Student learning outcomes
We aim to prepare students for research in low-dimensional topology.
Keywords
knots, links, three-manifolds, Alexander polynomial, genus and fibredness, Morse theory, Floer homology
Competencies that will be developed
| ✔ Specialist skills | Intercultural skills | Communication skills | Critical thinking skills | Practical and/or problem-solving skills |
Class flow
regular lecture course
Course schedule/Required learning
| Course schedule | Required learning | |
|---|---|---|
| Class 1 | compactness via broken flow lines, gluing, Morse complex | Definitions and properties |
| Class 2 | equivalence of Morse homology and singular homology | Definitions and properties |
| Class 3 | symplectic geometry, Lagrangian submanifolds, action functional | Definitions and properties |
| Class 4 | pseudoholomorphic curves, Lagrangian intersections, Maslov index | Definitions and properties |
| Class 5 | Heegaard diagrams, spin^c structures | Definitions and properties |
| Class 6 | lHeegaard Floer homology of a closed three-manifold | Definitions and properties |
| Class 7 | d^2=0, invariance, the original definition of knot Floer homology | Definitions and properties |
Out-of-Class Study Time (Preparation and Review)
To enhance effective learning, students are encouraged to spend approximately 100 minutes preparing for class and another 100 minutes reviewing class content afterwards (including assignments) for each class.

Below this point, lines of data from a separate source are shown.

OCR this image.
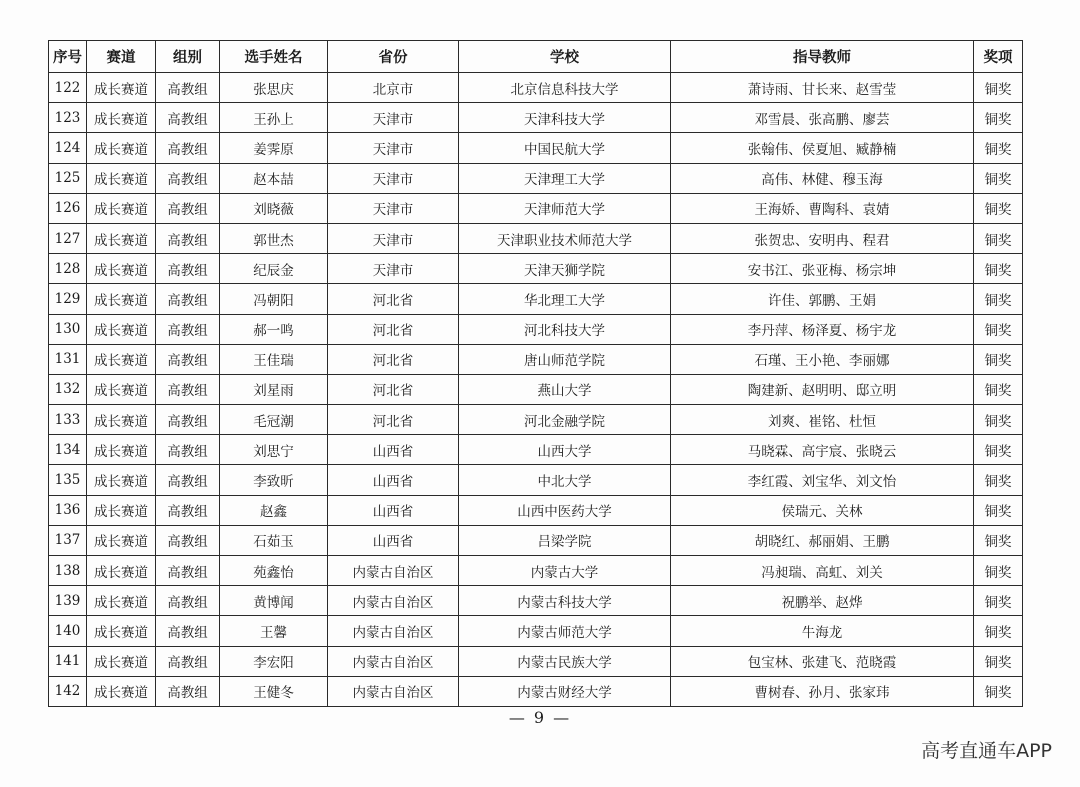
序号	赛道	组别	选手姓名	省份	学校	指导教师	奖项
122	成长赛道	高教组	张思庆	北京市	北京信息科技大学	萧诗雨、甘长来、赵雪莹	铜奖
123	成长赛道	高教组	王孙上	天津市	天津科技大学	邓雪晨、张高鹏、廖芸	铜奖
124	成长赛道	高教组	姜霁原	天津市	中国民航大学	张翰伟、侯夏旭、臧静楠	铜奖
125	成长赛道	高教组	赵本喆	天津市	天津理工大学	高伟、林健、穆玉海	铜奖
126	成长赛道	高教组	刘晓薇	天津市	天津师范大学	王海娇、曹陶科、袁婧	铜奖
127	成长赛道	高教组	郭世杰	天津市	天津职业技术师范大学	张贺忠、安明冉、程君	铜奖
128	成长赛道	高教组	纪辰金	天津市	天津天狮学院	安书江、张亚梅、杨宗坤	铜奖
129	成长赛道	高教组	冯朝阳	河北省	华北理工大学	许佳、郭鹏、王娟	铜奖
130	成长赛道	高教组	郝一鸣	河北省	河北科技大学	李丹萍、杨泽夏、杨宇龙	铜奖
131	成长赛道	高教组	王佳瑞	河北省	唐山师范学院	石瑾、王小艳、李丽娜	铜奖
132	成长赛道	高教组	刘星雨	河北省	燕山大学	陶建新、赵明明、邸立明	铜奖
133	成长赛道	高教组	毛冠潮	河北省	河北金融学院	刘爽、崔铭、杜恒	铜奖
134	成长赛道	高教组	刘思宁	山西省	山西大学	马晓霖、高宇宸、张晓云	铜奖
135	成长赛道	高教组	李致昕	山西省	中北大学	李红霞、刘宝华、刘文怡	铜奖
136	成长赛道	高教组	赵鑫	山西省	山西中医药大学	侯瑞元、关林	铜奖
137	成长赛道	高教组	石茹玉	山西省	吕梁学院	胡晓红、郝丽娟、王鹏	铜奖
138	成长赛道	高教组	苑鑫怡	内蒙古自治区	内蒙古大学	冯昶瑞、高虹、刘关	铜奖
139	成长赛道	高教组	黄博闻	内蒙古自治区	内蒙古科技大学	祝鹏举、赵烨	铜奖
140	成长赛道	高教组	王馨	内蒙古自治区	内蒙古师范大学	牛海龙	铜奖
141	成长赛道	高教组	李宏阳	内蒙古自治区	内蒙古民族大学	包宝林、张建飞、范晓霞	铜奖
142	成长赛道	高教组	王健冬	内蒙古自治区	内蒙古财经大学	曹树春、孙月、张家玮	铜奖
— 9 —
高考直通车APP
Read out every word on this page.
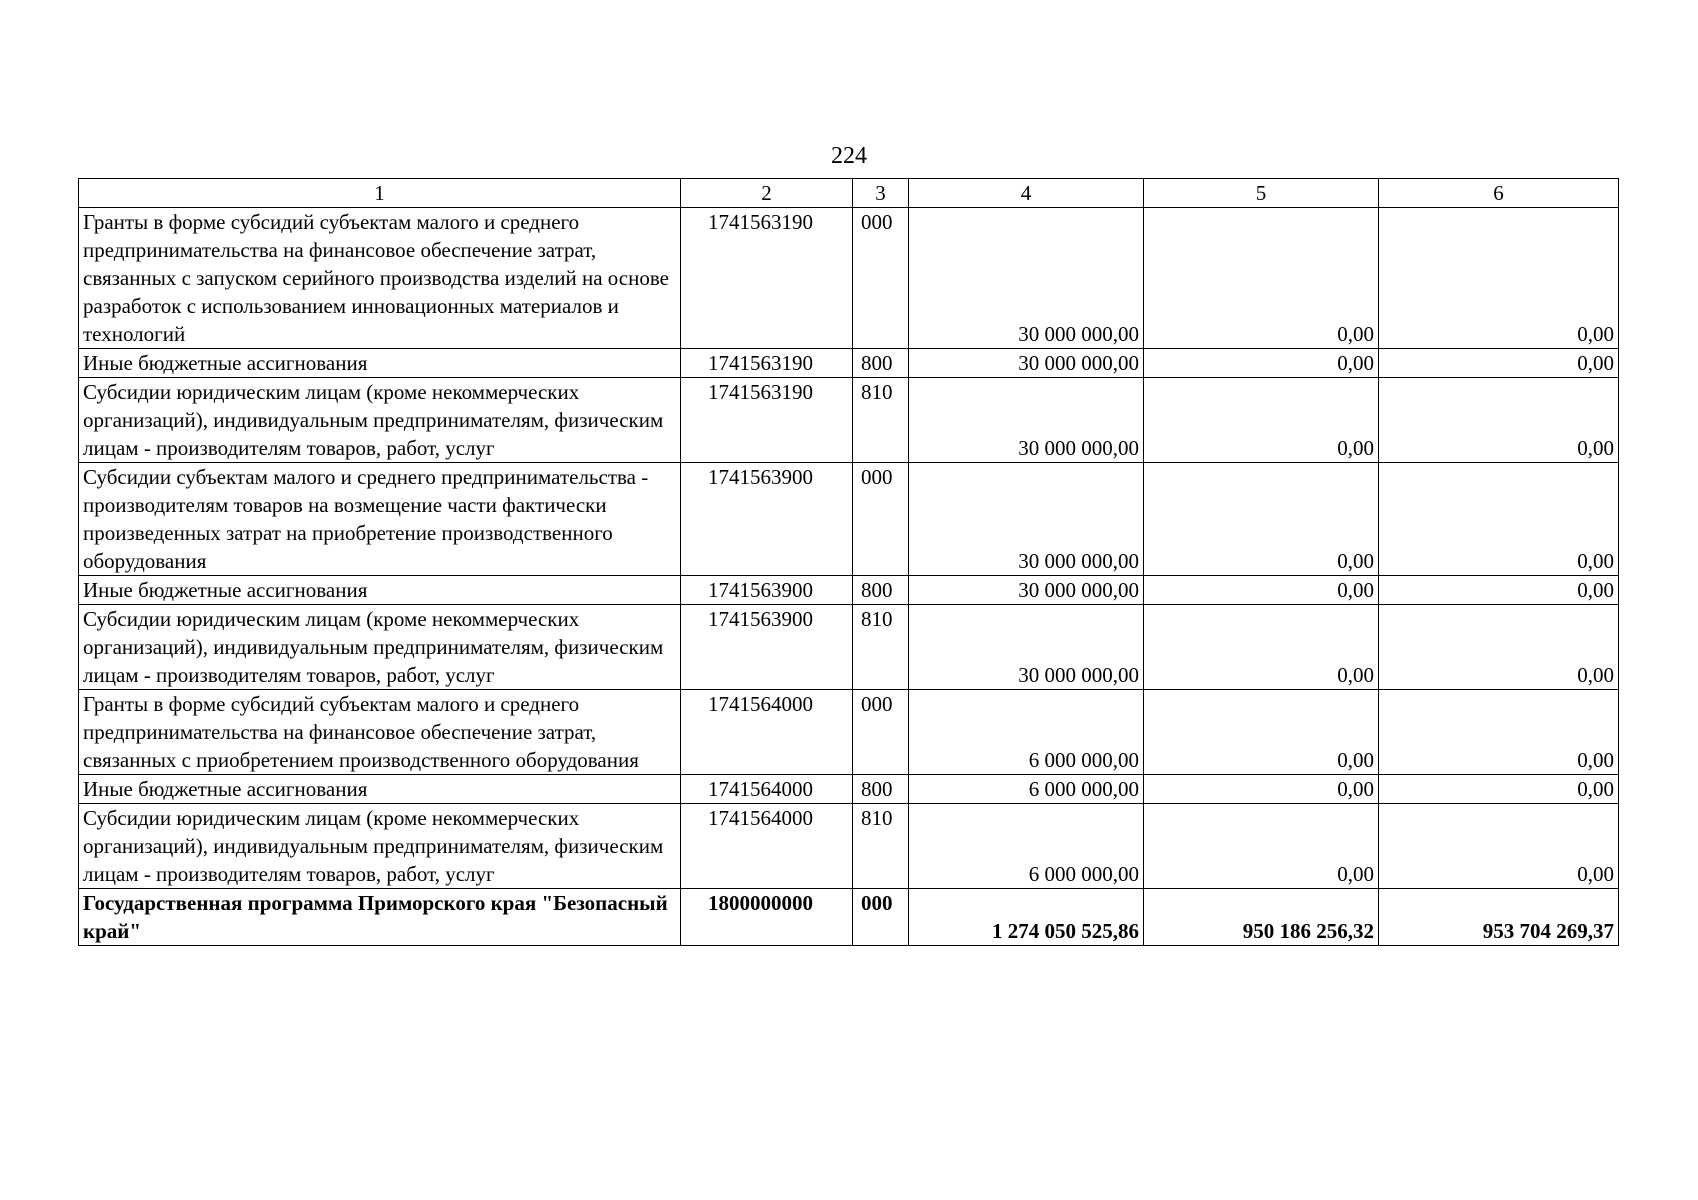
224
1	2	3	4	5	6
Гранты в форме субсидий субъектам малого и среднего предпринимательства на финансовое обеспечение затрат, связанных с запуском серийного производства изделий на основе разработок с использованием инновационных материалов и технологий	1741563190	000	30 000 000,00	0,00	0,00
Иные бюджетные ассигнования	1741563190	800	30 000 000,00	0,00	0,00
Субсидии юридическим лицам (кроме некоммерческих организаций), индивидуальным предпринимателям, физическим лицам - производителям товаров, работ, услуг	1741563190	810	30 000 000,00	0,00	0,00
Субсидии субъектам малого и среднего предпринимательства - производителям товаров на возмещение части фактически произведенных затрат на приобретение производственного оборудования	1741563900	000	30 000 000,00	0,00	0,00
Иные бюджетные ассигнования	1741563900	800	30 000 000,00	0,00	0,00
Субсидии юридическим лицам (кроме некоммерческих организаций), индивидуальным предпринимателям, физическим лицам - производителям товаров, работ, услуг	1741563900	810	30 000 000,00	0,00	0,00
Гранты в форме субсидий субъектам малого и среднего предпринимательства на финансовое обеспечение затрат, связанных с приобретением производственного оборудования	1741564000	000	6 000 000,00	0,00	0,00
Иные бюджетные ассигнования	1741564000	800	6 000 000,00	0,00	0,00
Субсидии юридическим лицам (кроме некоммерческих организаций), индивидуальным предпринимателям, физическим лицам - производителям товаров, работ, услуг	1741564000	810	6 000 000,00	0,00	0,00
Государственная программа Приморского края "Безопасный край"	1800000000	000	1 274 050 525,86	950 186 256,32	953 704 269,37
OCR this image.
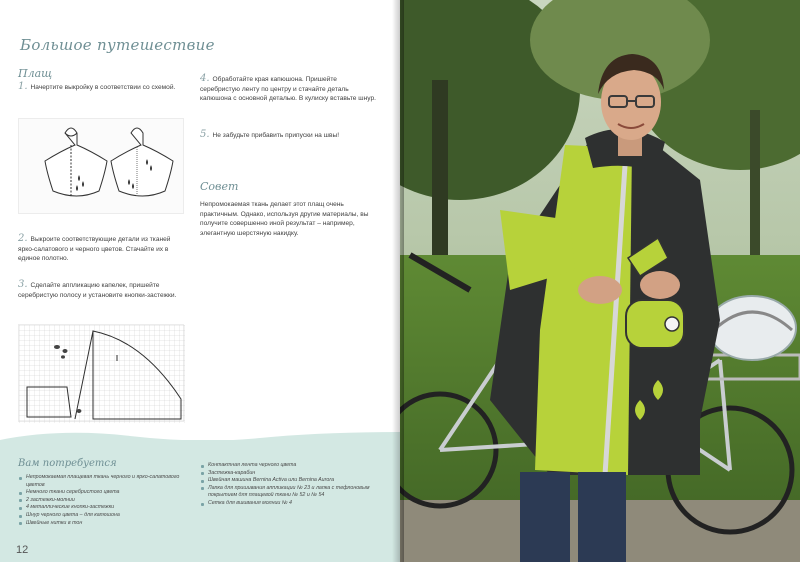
Большое путешествие
Плащ
1. Начертите выкройку в соответствии со схемой.
2. Выкроите соответствующие детали из тканей ярко-салатового и черного цветов. Стачайте их в единое полотно.
3. Сделайте аппликацию капелек, пришейте серебристую полосу и установите кнопки-застежки.
4. Обработайте края капюшона. Пришейте серебристую ленту по центру и стачайте деталь капюшона с основной деталью. В кулиску вставьте шнур.
5. Не забудьте прибавить припуски на швы!
Совет
Непромокаемая ткань делает этот плащ очень практичным. Однако, используя другие материалы, вы получите совершенно иной результат – например, элегантную шерстяную накидку.
Вам потребуется
Непромокаемая плащевая ткань черного и ярко-салатового цветов
Немного ткани серебристого цвета
2 застежки-молнии
4 металлические кнопки-застежки
Шнур черного цвета – для капюшона
Швейные нитки в тон
Контактная лента черного цвета
Застежка-карабин
Швейная машина Bernina Activa или Bernina Aurora
Лапка для пришивания аппликации № 23 и лапка с тефлоновым покрытием для плащевой ткани № 52 и № 54
Сетка для вшивания молнии № 4
12
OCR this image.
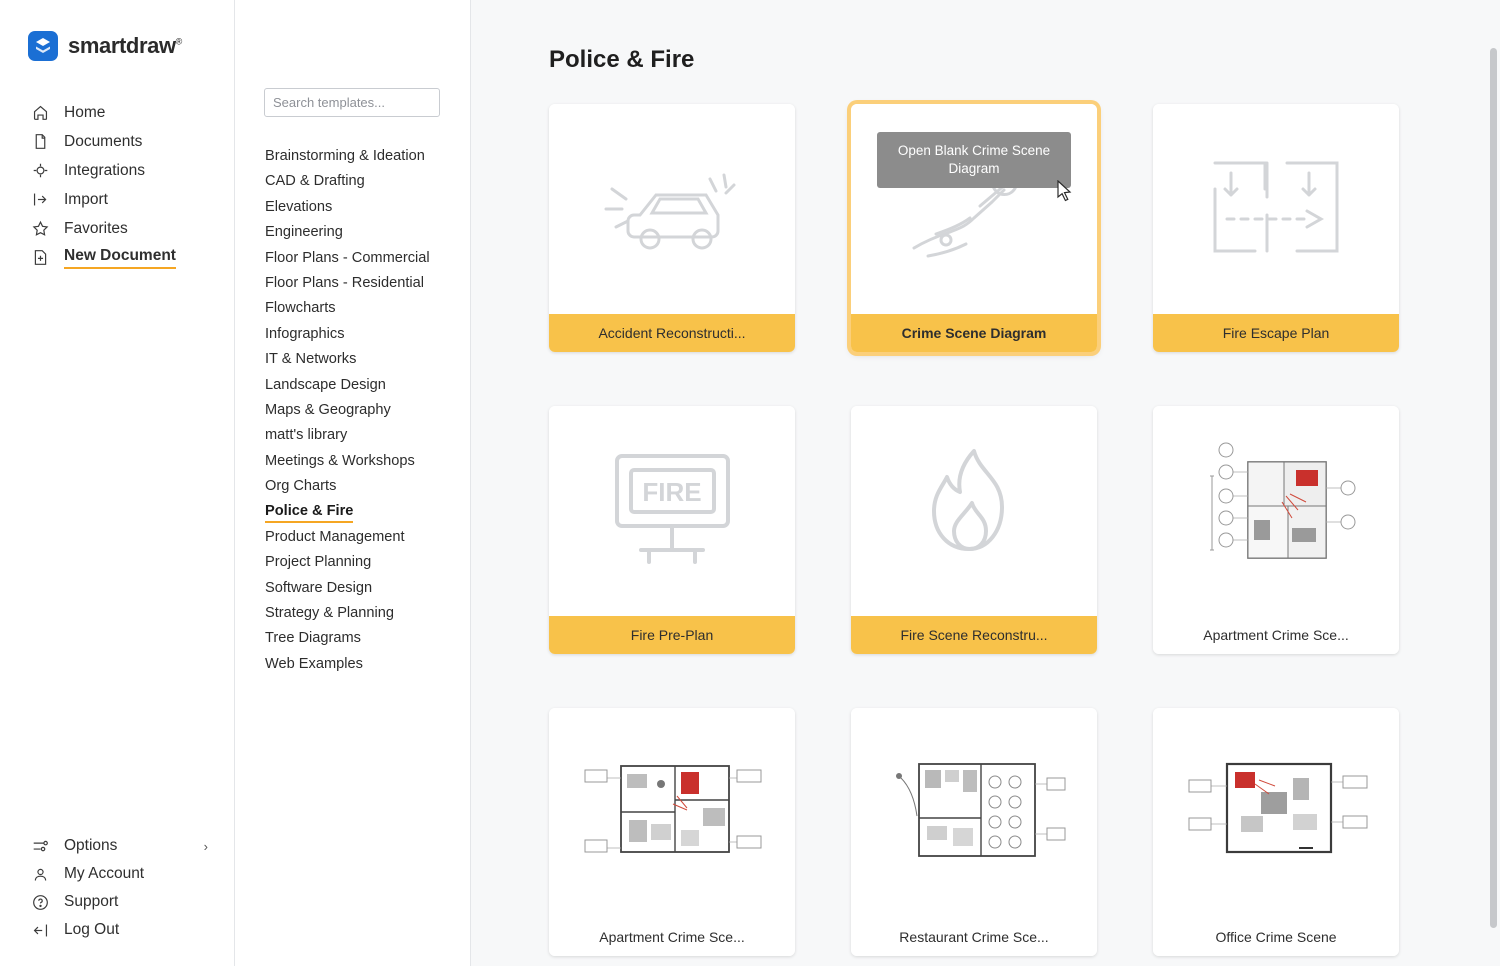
smartdraw®
Home
Documents
Integrations
Import
Favorites
New Document
Options	›
My Account
Support
Log Out
Search templates...
Brainstorming & Ideation
CAD & Drafting
Elevations
Engineering
Floor Plans - Commercial
Floor Plans - Residential
Flowcharts
Infographics
IT & Networks
Landscape Design
Maps & Geography
matt's library
Meetings & Workshops
Org Charts
Police & Fire
Product Management
Project Planning
Software Design
Strategy & Planning
Tree Diagrams
Web Examples
Police & Fire
Accident Reconstructi...
Open Blank Crime Scene Diagram
Crime Scene Diagram	Fire Escape Plan
FIRE
Fire Pre-Plan	Fire Scene Reconstru...	Apartment Crime Sce...
Apartment Crime Sce...	Restaurant Crime Sce...	Office Crime Scene
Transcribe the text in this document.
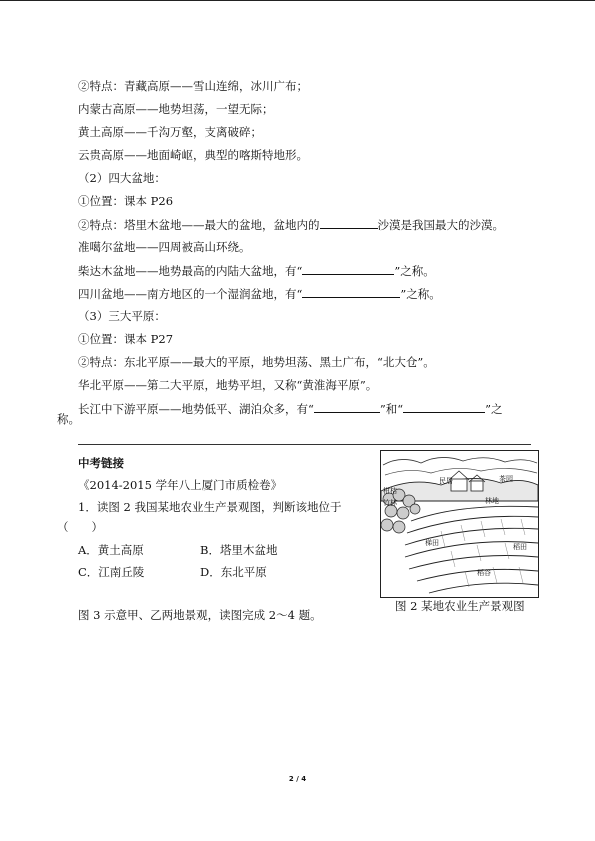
②特点：青藏高原——雪山连绵，冰川广布；
内蒙古高原——地势坦荡，一望无际；
黄土高原——千沟万壑，支离破碎；
云贵高原——地面崎岖，典型的喀斯特地形。
（2）四大盆地：
①位置：课本 P26
②特点：塔里木盆地——最大的盆地，盆地内的	沙漠是我国最大的沙漠。
准噶尔盆地——四周被高山环绕。
柴达木盆地——地势最高的内陆大盆地，有“	”之称。
四川盆地——南方地区的一个湿润盆地，有“	”之称。
（3）三大平原：
①位置：课本 P27
②特点：东北平原——最大的平原，地势坦荡、黑土广布，“北大仓”。
华北平原——第二大平原，地势平坦，又称“黄淮海平原”。
长江中下游平原——地势低平、湖泊众多，有“	”和“	”之
称。
中考链接
《2014-2015 学年八上厦门市质检卷》
1．读图 2 我国某地农业生产景观图，判断该地位于
（　　）
A．黄土高原	B．塔里木盆地
C．江南丘陵	D．东北平原
图 3 示意甲、乙两地景观，读图完成 2～4 题。
民居	茶园
竹林
柑桔
林地
梯田	稻田
稻谷
图 2 某地农业生产景观图
2 / 4
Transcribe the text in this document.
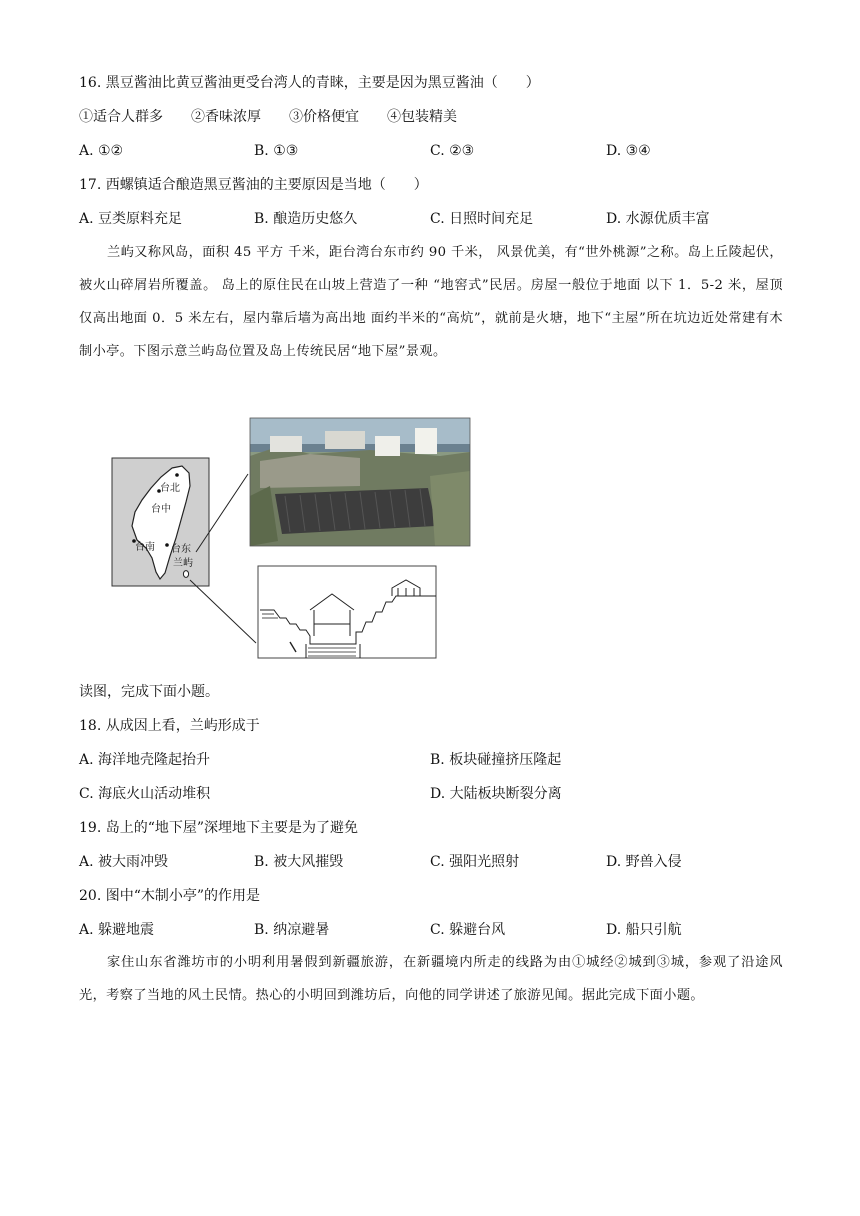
16. 黑豆酱油比黄豆酱油更受台湾人的青睐，主要是因为黑豆酱油（　　）
①适合人群多　　②香味浓厚　　③价格便宜　　④包装精美
A. ①②	B. ①③	C. ②③	D. ③④
17. 西螺镇适合酿造黑豆酱油的主要原因是当地（　　）
A. 豆类原料充足	B. 酿造历史悠久	C. 日照时间充足	D. 水源优质丰富

兰屿又称风岛，面积 45 平方 千米，距台湾台东市约 90 千米， 风景优美，有“世外桃源”之称。岛上丘陵起伏，被火山碎屑岩所覆盖。 岛上的原住民在山坡上营造了一种 “地窖式”民居。房屋一般位于地面 以下 1．5-2 米，屋顶仅高出地面 0．5 米左右，屋内靠后墙为高出地 面约半米的“高炕”，就前是火塘，地下“主屋”所在坑边近处常建有木制小亭。下图示意兰屿岛位置及岛上传统民居“地下屋”景观。

台北
台中
台南 台东
兰屿
读图，完成下面小题。
18. 从成因上看，兰屿形成于
A. 海洋地壳隆起抬升	B. 板块碰撞挤压隆起
C. 海底火山活动堆积	D. 大陆板块断裂分离
19. 岛上的“地下屋”深埋地下主要是为了避免
A. 被大雨冲毁	B. 被大风摧毁	C. 强阳光照射	D. 野兽入侵
20. 图中“木制小亭”的作用是
A. 躲避地震	B. 纳凉避暑	C. 躲避台风	D. 船只引航

家住山东省潍坊市的小明利用暑假到新疆旅游，在新疆境内所走的线路为由①城经②城到③城，参观了沿途风光，考察了当地的风土民情。热心的小明回到潍坊后，向他的同学讲述了旅游见闻。据此完成下面小题。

They should do so by referring to textbooks and other course material.
Textbook(s)
No textbook
Reference books, course materials, etc.
Survey papers by Juhasz (arXiv:1310.3418) and Manolescu (http://arxiv.org/abs/1401.7107), plus online lecture notes by Hutchings (http://math.berkeley.edu/~hutching/teach/276-2010/mfp.ps).
Assessment criteria and methods
based on homework assignments
Related courses
- MTH.B202 : Introduction to Topology II
- MTH.B301 : Geometry I
- MTH.B302 : Geometry II
Prerequisites (i.e., required knowledge, skills, courses, etc.)
Basic algebraic topology (homology, cohomology, and the fundamental group), complex analysis (Riemann mapping theorem), and the previous quarter of this class.
Other
I preserve the right to change the listed topics. If the audience overlaps with the same course from last year, then I definitely will change topics. Possible alternatives are, for example, the Homfly polynomial and more advanced development of Heegaard Floer theory.